- Born: 20 February 1998 (age 28) Hakha, Chin State, Myanmar
- Origin: Myanmar
- Genres: Pop music, Burmese pop
- Occupation: Singer-songwriter
- Instrument: Vocals
- Years active: 2018–present

= Esther Dawt Chin Sung =

Burmese singer (born 1998)

Esther Dawt Chin Sung (အက်စတာဒေါ့သ်ချင်းဆုန်; born 20 February 1998) is a Burmese singer-songwriter of Chin ethnicity. She achieved national recognition when she won the fourth season of Myanmar Idol. Esther became the first female to win the Myanmar Idol. She also won the Chin Idol in 2017 and was the first winner of the National Performing Arts Competition.

== Early life and education ==
Esther Dawt Chin Sung was born and raised in Hakha, the capital city of Chin State, Myanmar. She has one younger brother and two younger sisters. She graduated from Yangon University of Economics with a Bachelor of Economics in early 2020.

==Career==
===2008: National singing competition ===
Esther started singing and performed publicly at a very young age in church, school and concerts. At the age of 10, she auditioned for the 16th edition of the National Performing Arts Competition, commonly abbreviated Sokayeti (ဆိုကရေးတီး) and won the competition. The song that she sang was "Metta".

===2017–2018: Chin Idol competition===
In 2017, she competed in the second season of the Chin Idol held in Hakha, and became the winner. After winning the Chin Idol, she was invited to perform in Australia, America, Singapore, Malaysia and Bangladesh by fellow Chin people usually with various famous Chin-Burmese singers such as Sung Tin Par, David Lai and Jenny Sui. She released her songs in Lai (Hakha dialect) in 2018 and also appeared as a solo artist on various popular Lai video albums including Christian music.

===2019: Myanmar Idol competition===
In 2019, she competed in the fourth season of Myanmar Idol. She passed Judges Audition, Golden week Theater round 1, Group Song Week in Treater round 2 of Golden Week, Solo Round, Green Mile and she was chosen top 11 finalist. Finally she reached to Grand Final and competed with Aye Mya Phyu, Benjamin Sum. After a public vote, she was declared the winner, receiving 70,000,000 kyats (equivalent to US$50,000.00) and a two bed-room condominium at the Star City in Yangon. Her winner's song "A Phyu Yaung" achieved international and national-wide chart success. During her homecoming to Hakha where a huge crowd of thousands fans gathered. She was designated as a state honorary person and awarded the honorary certificate by Chief Minister Salai Lian Luai and Chin State Government.

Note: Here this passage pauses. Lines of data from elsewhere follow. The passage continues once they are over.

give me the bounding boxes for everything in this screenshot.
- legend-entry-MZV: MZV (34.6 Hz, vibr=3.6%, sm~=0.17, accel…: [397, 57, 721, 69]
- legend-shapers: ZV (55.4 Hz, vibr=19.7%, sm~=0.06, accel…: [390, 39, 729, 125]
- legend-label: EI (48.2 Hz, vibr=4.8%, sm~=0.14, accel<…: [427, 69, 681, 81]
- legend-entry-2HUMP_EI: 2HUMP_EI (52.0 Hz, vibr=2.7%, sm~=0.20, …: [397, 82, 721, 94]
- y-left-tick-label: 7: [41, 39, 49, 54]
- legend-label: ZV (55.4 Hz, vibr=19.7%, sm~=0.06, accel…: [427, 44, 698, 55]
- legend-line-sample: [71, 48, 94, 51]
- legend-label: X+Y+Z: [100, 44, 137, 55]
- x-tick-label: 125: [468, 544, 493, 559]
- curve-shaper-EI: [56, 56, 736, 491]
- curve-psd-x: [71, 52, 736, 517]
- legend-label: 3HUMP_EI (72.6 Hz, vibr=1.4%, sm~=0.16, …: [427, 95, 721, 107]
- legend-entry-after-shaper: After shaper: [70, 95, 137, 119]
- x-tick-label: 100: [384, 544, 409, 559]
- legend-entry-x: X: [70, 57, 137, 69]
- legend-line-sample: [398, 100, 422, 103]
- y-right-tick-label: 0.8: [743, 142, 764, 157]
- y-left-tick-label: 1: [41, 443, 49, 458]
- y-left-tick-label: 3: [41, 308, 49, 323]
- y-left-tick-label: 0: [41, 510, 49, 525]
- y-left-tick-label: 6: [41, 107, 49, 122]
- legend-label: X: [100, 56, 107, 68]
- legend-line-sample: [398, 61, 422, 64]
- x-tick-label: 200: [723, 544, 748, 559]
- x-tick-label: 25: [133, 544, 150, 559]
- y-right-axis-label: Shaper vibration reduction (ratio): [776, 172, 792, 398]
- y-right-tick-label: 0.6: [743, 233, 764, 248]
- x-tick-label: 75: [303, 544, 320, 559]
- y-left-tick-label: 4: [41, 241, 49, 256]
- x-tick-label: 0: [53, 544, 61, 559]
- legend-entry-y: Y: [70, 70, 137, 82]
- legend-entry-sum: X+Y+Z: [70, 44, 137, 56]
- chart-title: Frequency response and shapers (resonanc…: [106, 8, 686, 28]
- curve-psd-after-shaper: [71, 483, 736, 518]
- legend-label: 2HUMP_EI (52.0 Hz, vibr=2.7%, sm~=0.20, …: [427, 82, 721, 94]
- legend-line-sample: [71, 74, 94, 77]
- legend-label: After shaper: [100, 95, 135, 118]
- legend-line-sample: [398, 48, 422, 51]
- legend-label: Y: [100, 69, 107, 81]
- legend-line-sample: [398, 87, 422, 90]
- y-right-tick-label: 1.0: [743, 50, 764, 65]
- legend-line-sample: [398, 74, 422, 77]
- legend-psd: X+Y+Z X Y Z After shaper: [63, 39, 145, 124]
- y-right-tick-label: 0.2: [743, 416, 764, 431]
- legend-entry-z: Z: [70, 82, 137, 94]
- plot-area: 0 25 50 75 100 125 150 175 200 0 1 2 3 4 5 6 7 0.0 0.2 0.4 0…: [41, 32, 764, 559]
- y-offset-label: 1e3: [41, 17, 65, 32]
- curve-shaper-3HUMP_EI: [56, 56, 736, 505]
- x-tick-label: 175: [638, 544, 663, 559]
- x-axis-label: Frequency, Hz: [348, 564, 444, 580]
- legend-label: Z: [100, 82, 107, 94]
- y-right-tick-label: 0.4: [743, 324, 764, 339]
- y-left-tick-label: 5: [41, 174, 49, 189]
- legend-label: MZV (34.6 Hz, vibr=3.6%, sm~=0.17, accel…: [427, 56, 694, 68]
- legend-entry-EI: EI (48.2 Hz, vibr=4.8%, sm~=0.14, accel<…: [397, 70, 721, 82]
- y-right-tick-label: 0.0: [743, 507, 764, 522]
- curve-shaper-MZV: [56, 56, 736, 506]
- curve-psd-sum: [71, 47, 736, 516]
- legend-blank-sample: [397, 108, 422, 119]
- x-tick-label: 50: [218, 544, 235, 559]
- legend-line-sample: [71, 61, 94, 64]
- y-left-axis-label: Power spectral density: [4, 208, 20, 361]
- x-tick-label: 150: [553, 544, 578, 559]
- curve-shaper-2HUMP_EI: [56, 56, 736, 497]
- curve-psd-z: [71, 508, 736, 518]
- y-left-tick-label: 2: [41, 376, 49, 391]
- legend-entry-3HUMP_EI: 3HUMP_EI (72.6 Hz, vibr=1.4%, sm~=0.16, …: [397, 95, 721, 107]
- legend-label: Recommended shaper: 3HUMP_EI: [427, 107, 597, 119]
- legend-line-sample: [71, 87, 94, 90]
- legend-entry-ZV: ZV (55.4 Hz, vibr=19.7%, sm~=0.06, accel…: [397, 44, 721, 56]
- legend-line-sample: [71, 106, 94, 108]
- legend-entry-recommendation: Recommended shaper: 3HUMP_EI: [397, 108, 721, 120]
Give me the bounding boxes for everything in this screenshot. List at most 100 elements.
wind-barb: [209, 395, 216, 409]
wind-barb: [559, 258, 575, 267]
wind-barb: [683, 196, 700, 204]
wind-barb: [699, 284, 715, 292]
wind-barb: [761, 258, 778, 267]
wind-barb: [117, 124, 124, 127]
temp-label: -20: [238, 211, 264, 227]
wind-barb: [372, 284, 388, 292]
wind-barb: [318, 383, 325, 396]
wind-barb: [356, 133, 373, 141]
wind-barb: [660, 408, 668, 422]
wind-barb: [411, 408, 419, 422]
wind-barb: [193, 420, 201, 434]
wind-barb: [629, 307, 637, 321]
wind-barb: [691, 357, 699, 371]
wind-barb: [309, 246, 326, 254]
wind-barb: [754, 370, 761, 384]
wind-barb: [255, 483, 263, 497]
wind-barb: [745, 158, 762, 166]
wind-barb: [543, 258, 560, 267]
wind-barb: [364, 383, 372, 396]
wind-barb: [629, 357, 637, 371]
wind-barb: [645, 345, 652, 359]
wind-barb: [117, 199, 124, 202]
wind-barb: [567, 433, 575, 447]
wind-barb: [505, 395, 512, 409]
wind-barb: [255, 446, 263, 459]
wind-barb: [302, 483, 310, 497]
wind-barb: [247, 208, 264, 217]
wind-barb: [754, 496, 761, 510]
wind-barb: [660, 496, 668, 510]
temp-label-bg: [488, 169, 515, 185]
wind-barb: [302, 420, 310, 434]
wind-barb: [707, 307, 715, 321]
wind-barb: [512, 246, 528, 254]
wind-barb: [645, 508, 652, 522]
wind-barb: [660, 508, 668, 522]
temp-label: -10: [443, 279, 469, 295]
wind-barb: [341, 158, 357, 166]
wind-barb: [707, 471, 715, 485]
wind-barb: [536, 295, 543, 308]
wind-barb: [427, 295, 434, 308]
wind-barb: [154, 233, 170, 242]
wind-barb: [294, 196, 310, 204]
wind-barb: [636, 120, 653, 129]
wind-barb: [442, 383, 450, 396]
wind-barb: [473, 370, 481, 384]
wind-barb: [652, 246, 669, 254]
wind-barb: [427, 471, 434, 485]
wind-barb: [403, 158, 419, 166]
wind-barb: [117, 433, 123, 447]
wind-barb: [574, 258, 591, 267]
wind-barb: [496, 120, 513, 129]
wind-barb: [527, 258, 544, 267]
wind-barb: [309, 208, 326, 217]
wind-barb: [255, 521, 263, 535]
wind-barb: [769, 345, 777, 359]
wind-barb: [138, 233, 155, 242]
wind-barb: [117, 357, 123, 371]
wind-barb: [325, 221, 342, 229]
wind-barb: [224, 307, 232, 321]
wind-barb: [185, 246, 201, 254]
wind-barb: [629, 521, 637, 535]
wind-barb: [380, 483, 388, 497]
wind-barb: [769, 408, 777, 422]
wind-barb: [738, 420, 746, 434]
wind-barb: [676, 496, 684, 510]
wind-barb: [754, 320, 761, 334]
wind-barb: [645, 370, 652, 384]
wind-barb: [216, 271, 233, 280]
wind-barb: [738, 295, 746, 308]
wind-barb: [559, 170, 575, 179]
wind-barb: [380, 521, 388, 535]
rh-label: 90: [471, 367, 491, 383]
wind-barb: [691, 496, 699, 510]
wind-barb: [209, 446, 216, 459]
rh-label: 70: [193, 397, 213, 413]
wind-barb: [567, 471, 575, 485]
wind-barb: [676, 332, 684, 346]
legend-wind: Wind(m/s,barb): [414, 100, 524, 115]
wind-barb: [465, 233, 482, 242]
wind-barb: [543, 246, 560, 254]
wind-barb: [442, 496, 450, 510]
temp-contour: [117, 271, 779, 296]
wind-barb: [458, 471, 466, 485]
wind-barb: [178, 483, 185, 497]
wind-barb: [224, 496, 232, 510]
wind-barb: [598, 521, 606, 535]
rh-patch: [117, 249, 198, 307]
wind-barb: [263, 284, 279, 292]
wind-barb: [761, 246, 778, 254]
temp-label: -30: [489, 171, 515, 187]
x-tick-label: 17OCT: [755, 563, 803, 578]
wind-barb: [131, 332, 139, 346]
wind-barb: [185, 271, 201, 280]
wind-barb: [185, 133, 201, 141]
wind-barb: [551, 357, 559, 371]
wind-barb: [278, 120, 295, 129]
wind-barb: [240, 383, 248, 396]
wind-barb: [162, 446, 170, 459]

===2020–present: Performed in oversea concerts and activities===
Esther continues her career as a professional singer and performs in different parts of Myanmar and world-wide. After winning the Myanmar Idol, she made a tour to Singapore. She also travelled to Australia on 9 March 2020 with a first runner up, Benjamin Sum to support the Fund-Raising Activities of Chin for Australian bushfire victims.

==Discography==
===Single===
- Unseen (6.8.2020)
- Christmas Shi Yin (18.12.2020)

==Award==
- Joox Top 10 Popular Song Award for 2020

==Philanthropy==
Esther has supported various charitable organisations and causes in her career. She has contributed to organisations aimed at improving the lives and welfare of children in particular. She performed at the Bush Fire Fund Raising concert for the victim of fire amongst various other performers throughout the world and Myanmar.